Enhancing cancer immunotherapy with nanomedicine

Abstract

Therapeutic targeting of the immune system in cancer is now a clinical reality and marked successes have been achieved, most notably through the use of checkpoint blockade antibodies and chimeric antigen receptor T cell therapy. However, efforts to develop new immunotherapy agents or combination treatments to increase the proportion of patients who benefit have met with challenges of limited efficacy and/or significant toxicity. Nanomedicines - therapeutics composed of or formulated in carrier materials typically smaller than 100 nm - were originally developed to increase the uptake of chemotherapy agents by tumours and to reduce their off-target toxicity. Here, we discuss how nanomedicine-based treatment strategies are well suited to immunotherapy on the basis of nanomaterials' ability to direct immunomodulators to tumours and lymphoid organs, to alter the way biologics engage with target immune cells and to accumulate in myeloid cells in tumours and systemic compartments. We also discuss early efforts towards clinical translation of nanomedicine-based immunotherapy.

Figure 1 |. Nanomedicines enable unique modes of action in immunotherapy.

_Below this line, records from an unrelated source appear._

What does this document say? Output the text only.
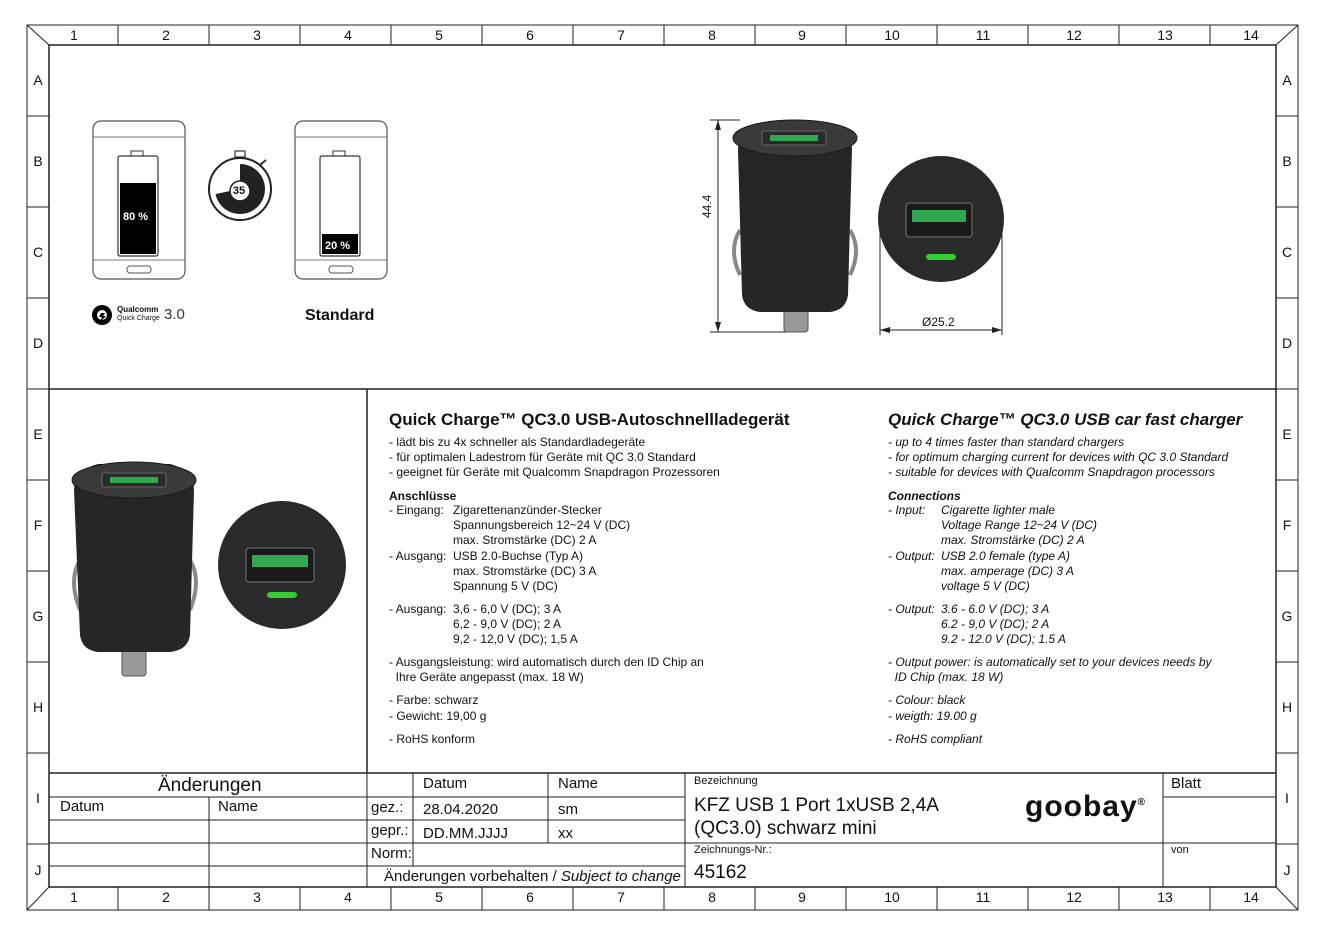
1	2	3	4	5	6	7	8	9	10	11	12	13	14
1	2	3	4	5	6	7	8	9	10	11	12	13	14
A
B
C
D
E
F
G
H
I
J
A
B
C
D
E
F
G
H
I
J
80 %
20 %
35
Qualcomm
Quick Charge 3.0	Standard
44.4
Ø25.2
Quick Charge™ QC3.0 USB-Autoschnellladegerät
- lädt bis zu 4x schneller als Standardladegeräte
- für optimalen Ladestrom für Geräte mit QC 3.0 Standard
- geeignet für Geräte mit Qualcomm Snapdragon Prozessoren
Anschlüsse
- Eingang: Zigarettenanzünder-Stecker
Spannungsbereich 12~24 V (DC)
max. Stromstärke (DC) 2 A
- Ausgang: USB 2.0-Buchse (Typ A)
max. Stromstärke (DC) 3 A
Spannung 5 V (DC)
- Ausgang: 3,6 - 6,0 V (DC); 3 A
6,2 - 9,0 V (DC); 2 A
9,2 - 12,0 V (DC); 1,5 A
- Ausgangsleistung: wird automatisch durch den ID Chip an
Ihre Geräte angepasst (max. 18 W)
- Farbe: schwarz
- Gewicht: 19,00 g
- RoHS konform
Quick Charge™ QC3.0 USB car fast charger
- up to 4 times faster than standard chargers
- for optimum charging current for devices with QC 3.0 Standard
- suitable for devices with Qualcomm Snapdragon processors
Connections
- Input: Cigarette lighter male
Voltage Range 12~24 V (DC)
max. Stromstärke (DC) 2 A
- Output: USB 2.0 female (type A)
max. amperage (DC) 3 A
voltage 5 V (DC)
- Output: 3.6 - 6.0 V (DC); 3 A
6.2 - 9,0 V (DC); 2 A
9.2 - 12.0 V (DC); 1.5 A
- Output power: is automatically set to your devices needs by
ID Chip (max. 18 W)
- Colour: black
- weigth: 19.00 g
- RoHS compliant
Änderungen
Datum	Name
Datum	Name
gez.: 28.04.2020	sm
gepr.: DD.MM.JJJJ	xx
Norm:
Änderungen vorbehalten / Subject to change
Bezeichnung
KFZ USB 1 Port 1xUSB 2,4A
(QC3.0) schwarz mini
Zeichnungs-Nr.:
45162
Blatt
von
goobay®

a | Nanomedicines, such as nanoparticles, accumulate within tumours via the enhanced permeation and retention effect, concentrating the drug in tumour sites. b | Nanoparticles can be designed to interact with external energy sources, such as ionizing or non-ionizing radiation or magnetic fields to enhance immunogenic cell death [Au:OK?] YES . c | Nanomedicines enable combinations of therapeutics, including drugs with very different properties, to be co-delivered to tumour sites. d | Multiple ligands can be arrayed on the surfaces of polymers and nanoparticles to enhance engagement of immunostimulatory receptors. e | Nanoparticles can be formulated to destabilize endosomal membranes and promote drug delivery into the cytosol. f | Nanoparticles enable control of the kinetics of drug release, either pre-programmed through the particle chemistry or through responsiveness to external stimuli such as light or heat.

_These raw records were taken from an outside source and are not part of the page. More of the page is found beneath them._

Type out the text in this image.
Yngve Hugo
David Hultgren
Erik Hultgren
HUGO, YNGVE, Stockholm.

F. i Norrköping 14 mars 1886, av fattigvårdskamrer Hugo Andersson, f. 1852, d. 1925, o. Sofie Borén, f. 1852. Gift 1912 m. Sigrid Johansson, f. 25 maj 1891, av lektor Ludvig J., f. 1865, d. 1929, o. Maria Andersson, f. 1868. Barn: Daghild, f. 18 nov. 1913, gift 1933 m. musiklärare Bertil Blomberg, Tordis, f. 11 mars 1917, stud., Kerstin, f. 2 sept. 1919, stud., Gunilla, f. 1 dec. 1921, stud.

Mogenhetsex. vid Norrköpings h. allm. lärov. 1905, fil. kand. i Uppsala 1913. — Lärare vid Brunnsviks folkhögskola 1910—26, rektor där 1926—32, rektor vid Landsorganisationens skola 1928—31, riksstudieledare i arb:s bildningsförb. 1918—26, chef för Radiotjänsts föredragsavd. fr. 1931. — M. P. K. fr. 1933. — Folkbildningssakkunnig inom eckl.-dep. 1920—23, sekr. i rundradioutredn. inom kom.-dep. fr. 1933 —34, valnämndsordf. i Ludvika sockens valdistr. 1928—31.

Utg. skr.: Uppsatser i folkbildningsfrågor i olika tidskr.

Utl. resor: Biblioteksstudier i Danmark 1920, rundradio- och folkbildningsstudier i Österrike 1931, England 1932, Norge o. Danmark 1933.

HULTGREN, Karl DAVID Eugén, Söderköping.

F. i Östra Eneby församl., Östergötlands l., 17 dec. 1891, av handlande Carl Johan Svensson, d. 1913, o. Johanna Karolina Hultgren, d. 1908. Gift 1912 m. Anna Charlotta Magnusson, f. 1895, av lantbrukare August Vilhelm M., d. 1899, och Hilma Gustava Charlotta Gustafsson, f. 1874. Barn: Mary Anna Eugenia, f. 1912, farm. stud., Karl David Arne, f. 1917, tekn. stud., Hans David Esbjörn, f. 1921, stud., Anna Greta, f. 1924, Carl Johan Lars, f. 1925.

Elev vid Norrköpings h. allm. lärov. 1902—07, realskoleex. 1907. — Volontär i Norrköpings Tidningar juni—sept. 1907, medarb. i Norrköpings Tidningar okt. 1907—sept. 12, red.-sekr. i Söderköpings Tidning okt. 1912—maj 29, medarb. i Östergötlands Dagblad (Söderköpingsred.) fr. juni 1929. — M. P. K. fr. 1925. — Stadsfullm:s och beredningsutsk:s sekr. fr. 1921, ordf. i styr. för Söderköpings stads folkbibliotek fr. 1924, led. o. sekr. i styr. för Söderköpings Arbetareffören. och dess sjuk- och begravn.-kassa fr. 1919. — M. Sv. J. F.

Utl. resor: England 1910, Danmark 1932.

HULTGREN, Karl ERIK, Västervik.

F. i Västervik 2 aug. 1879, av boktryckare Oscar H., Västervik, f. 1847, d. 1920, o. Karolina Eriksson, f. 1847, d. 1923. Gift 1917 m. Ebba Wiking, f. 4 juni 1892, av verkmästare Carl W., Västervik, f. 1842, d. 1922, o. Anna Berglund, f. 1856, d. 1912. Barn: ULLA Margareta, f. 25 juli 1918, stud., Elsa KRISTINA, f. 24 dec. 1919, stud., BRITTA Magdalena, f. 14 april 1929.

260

Figure 2 |. Nanomedicines improve tumour retention and lymph node trafficking.

When administered locally, the tumour’s dense extracellular matrix, composed of a collagen-rich hydrogel with a 20–130 nm pore size, preferentially retains nanomedicines and promotes their trafficking to the lymph node, whereas small molecule drugs are rapidly cleared into the systemic circulation due to their small size and the high interstitial fluid pressure in tumours.

Figure 3 |. Systemic targeting of tumours by intravenously administered nanomedicines.

a |, Nanoparticles alter the pharmacokinetics of immunomodulatory drugs in a manner that can increase safety and efficacy. Illustrated is the case of an antibody therapeutic, which as a free drug will exhibit a long half-life in the blood and slowly accumulate in tumours. The same drug conjugated to a nanoparticle scaffold can be delivered to similar levels into the tumour in a shorter time window, accompanied by more rapid clearance from the systemic circulation, providing similar stimulation in the tumour microenvironment but substantially lowering systemic exposure. b | In addition to permeable blood vessels to promote nanoparticle localization via the enhanced permeation and retention effect, the tumour microenvironment has unique attributes that can be leveraged to effect drug targeting. For example, phagocytic myeloid cells, such as tumour-associated macrophages, readily scavenge nanoparticles and they can act as depots for drugs that act directly on tumours, such as chemotherapeutics, or can themselves be the targets for immunomodulatory drugs designed to decrease immunosuppression. In addition, tumour-specific properties, such as a slightly acidic pH or the presence of higher than normal levels of certain enzymes, can act as triggers for drug release from nanoparticles, and such systems have been used to both directly target cancer cells and also modulate stromal cells, such as cancer-associated fibroblasts or immunosuppressive immune cells.

Figure 4 |. Enhancing cellular immunity of cancer.

a | Conjugation of drug-releasing nanoparticles to the plasma membrane of T cells has been used to deliver drugs to tumours or tumour-infiltrating immune cells or to provide a continuous, autocrine supply of cytokines (such as IL-15 and IL-2) to the carrier cell, promoting T cell expansion and effector functions. b | Polymer amphiphiles conjugated to a chimeric antigen receptor (CAR) ligand bind endogenous albumin and traffic to lymph nodes where they are displayed on dendritic cells and provide stimulation to antitumour CAR T cells, effectively acting as a boosting vaccination. c | Polymer nanoparticles carrying either mRNA or plasmid DNA and displaying a T cell-targeting ligand genetically reprogramme endogenous lymphocytes to promote antitumour immune responses.